À la commission de l’énergie, cette même journée, à la question de Normandeau sur la mécanique de déplacement des parcs éoliens contestés, nous avons droit à une séance de patinage artistique sur un fond de match de ping-pong : Thierry Vandal, PDG d’Hydro-Québec, déclare finalement que ce n’est pas Hydro-Québec qui gère ce dossier, mais bien la Régie de l’énergie! Et aux journalistes, devant la caméra, que ce sont les promoteurs qui doivent gérer l’acceptabilité sociale. Pourtant, c’est Hydro-Québec qui rédige la grille de sélection des parcs! Hydro-Québec n’avait qu’à inscrire l’acceptabilité sociale comme un critère minimum de sélection.

Finalement, quelques jours plus tard, on peut lire dans le plan stratégique d’Hydro-Québec que « le projet de Sainte-Luce est annulé en raison de l’opposition des communautés locales ». On nous fait porter le chapeau (merci de nous reconnaître autant de pouvoir), mais se peut-il qu’il soit annulé plutôt parce que c’était un mauvais projet?

Et qui paiera la note au Québec, maintenant que les promoteurs du dernier appel d’offre ont besoin de plus de 3 milliards de dollars pour concrétiser leur montage financier à cause de la crise financière?
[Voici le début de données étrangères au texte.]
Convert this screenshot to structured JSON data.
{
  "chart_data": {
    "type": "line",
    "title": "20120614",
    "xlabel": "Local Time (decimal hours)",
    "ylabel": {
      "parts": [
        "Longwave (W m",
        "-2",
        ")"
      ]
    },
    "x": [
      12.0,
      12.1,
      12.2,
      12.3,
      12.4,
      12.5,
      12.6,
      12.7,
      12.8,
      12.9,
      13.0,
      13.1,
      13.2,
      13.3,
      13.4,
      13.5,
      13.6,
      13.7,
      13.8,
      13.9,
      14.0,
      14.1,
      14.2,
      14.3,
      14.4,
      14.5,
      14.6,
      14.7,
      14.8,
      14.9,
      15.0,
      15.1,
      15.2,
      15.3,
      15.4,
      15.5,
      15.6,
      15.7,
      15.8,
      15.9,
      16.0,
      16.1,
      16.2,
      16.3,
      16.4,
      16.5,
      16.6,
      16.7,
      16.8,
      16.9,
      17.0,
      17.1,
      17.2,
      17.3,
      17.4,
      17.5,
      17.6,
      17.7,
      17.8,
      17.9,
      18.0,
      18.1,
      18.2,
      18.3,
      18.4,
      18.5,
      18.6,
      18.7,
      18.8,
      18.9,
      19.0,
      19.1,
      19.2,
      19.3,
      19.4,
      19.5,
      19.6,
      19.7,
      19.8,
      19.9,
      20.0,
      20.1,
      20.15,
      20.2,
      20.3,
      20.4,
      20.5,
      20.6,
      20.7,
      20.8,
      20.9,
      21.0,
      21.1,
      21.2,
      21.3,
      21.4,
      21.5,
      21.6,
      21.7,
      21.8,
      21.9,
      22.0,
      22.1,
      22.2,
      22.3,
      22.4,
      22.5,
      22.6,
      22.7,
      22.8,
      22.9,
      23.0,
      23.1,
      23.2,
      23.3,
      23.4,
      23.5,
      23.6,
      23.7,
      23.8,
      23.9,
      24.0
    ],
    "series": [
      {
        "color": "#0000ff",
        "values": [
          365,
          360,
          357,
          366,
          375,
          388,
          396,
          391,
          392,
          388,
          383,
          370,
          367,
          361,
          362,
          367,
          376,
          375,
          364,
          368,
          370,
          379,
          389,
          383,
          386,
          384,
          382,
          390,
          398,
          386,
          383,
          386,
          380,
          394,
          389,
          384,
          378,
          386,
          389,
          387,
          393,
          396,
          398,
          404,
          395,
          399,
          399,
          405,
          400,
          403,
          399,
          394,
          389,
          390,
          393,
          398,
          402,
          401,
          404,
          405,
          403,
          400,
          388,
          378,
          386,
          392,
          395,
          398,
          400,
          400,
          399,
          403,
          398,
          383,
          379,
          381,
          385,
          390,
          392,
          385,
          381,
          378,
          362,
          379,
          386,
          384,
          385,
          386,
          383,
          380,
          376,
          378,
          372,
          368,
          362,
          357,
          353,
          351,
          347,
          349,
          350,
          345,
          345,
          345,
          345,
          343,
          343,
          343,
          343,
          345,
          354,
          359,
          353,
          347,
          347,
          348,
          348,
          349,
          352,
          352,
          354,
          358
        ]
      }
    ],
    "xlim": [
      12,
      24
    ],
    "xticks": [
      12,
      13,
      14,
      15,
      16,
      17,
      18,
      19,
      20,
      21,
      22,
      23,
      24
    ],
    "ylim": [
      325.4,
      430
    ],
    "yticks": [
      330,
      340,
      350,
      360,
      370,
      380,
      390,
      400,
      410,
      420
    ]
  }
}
La ministre confirme que des promoteurs ont frappé à la porte du gouvernement pour de l’aide. L’aide, vous aurez compris, ce sont les poches des contribuables…

Des contribuables mécontents, il y en avait une cinquantaine à Saint-Léandre, le 7 décembre, à l’inauguration du Jardin d’Éole, des représentants de sept parcs éoliens du Québec contestés ou repoussés. Ils ont manifesté banderoles et pancartes, criant slogans et perturbant la cérémonie où seuls des dignitaires avaient été invités, dont la ministre Normandeau. Éole-Prudence y était afin de manifester son opposition au développement éolien industriel en milieu habité. Le groupe estime qu’une distance de 2000 mètres des habitations serait une norme de compromis minimale acceptable avec une étude préalable des paysages. Les manifestants ont dénoncé les désagréments encourus par la trop grande proximité de certaines éoliennes (jusqu’à 350 mètres) des habitations : bruits, lumières la nuit, effet stroboscopique, paysages dénaturés, routes endommagées, diminution de la valeur des propriétés et conflits dans nos villages. Parmi eux, une délégation de Saint-Ferdinand d’Halifax, qui en sont présentement aux audiences du BAPE, audiences qui malheureusement se retrouvent à la fin du processus. Plus de 125 mémoires de contestation devraient y être présentés, pour qu’enfin tous comprennent que l’éolien ne se fait pas en zone habitée et à tout prix, au détriment de la démocratie.

Avec ces procédures chaotiques, on se retrouve avec des municipalités divisées, à preuve, le nombre inhabituel de candidats qui étaient en liste pour les élections municipales du 1er novembre, là où des projets éoliens sont annoncés. Cela doit être interprété comme un signe supplémentaire de la non-acceptabilité sociale de tels projets en milieu habité. À Sainte-Luce, le porte-parole du mouvement pro-éolien a perdu ses élections à la mairie, et Gaston Gaudreau, nouveau maire, déclare sur les ondes de Radio-Canada Rimouski au lendemain de son élection qu’il n’a pas l’intention de rouvrir le dossier du développement éolien qui a déchiré le dernier conseil municipal : « Pour M. Gaudreau, le dossier est clos puisque le territoire est maintenant protégé par les règlements de la municipalité » (Radio-Canada, 7 octobre 2009).

À surveiller de près pour 2010, les promoteurs étrangers vont sans doute venir faire monter les enchères du vent. Avec les tours de mesure encore dans le paysage, souvenir de Kruger à Sainte-Luce, qui n’a même pas démantelé… difficile de tourner la page.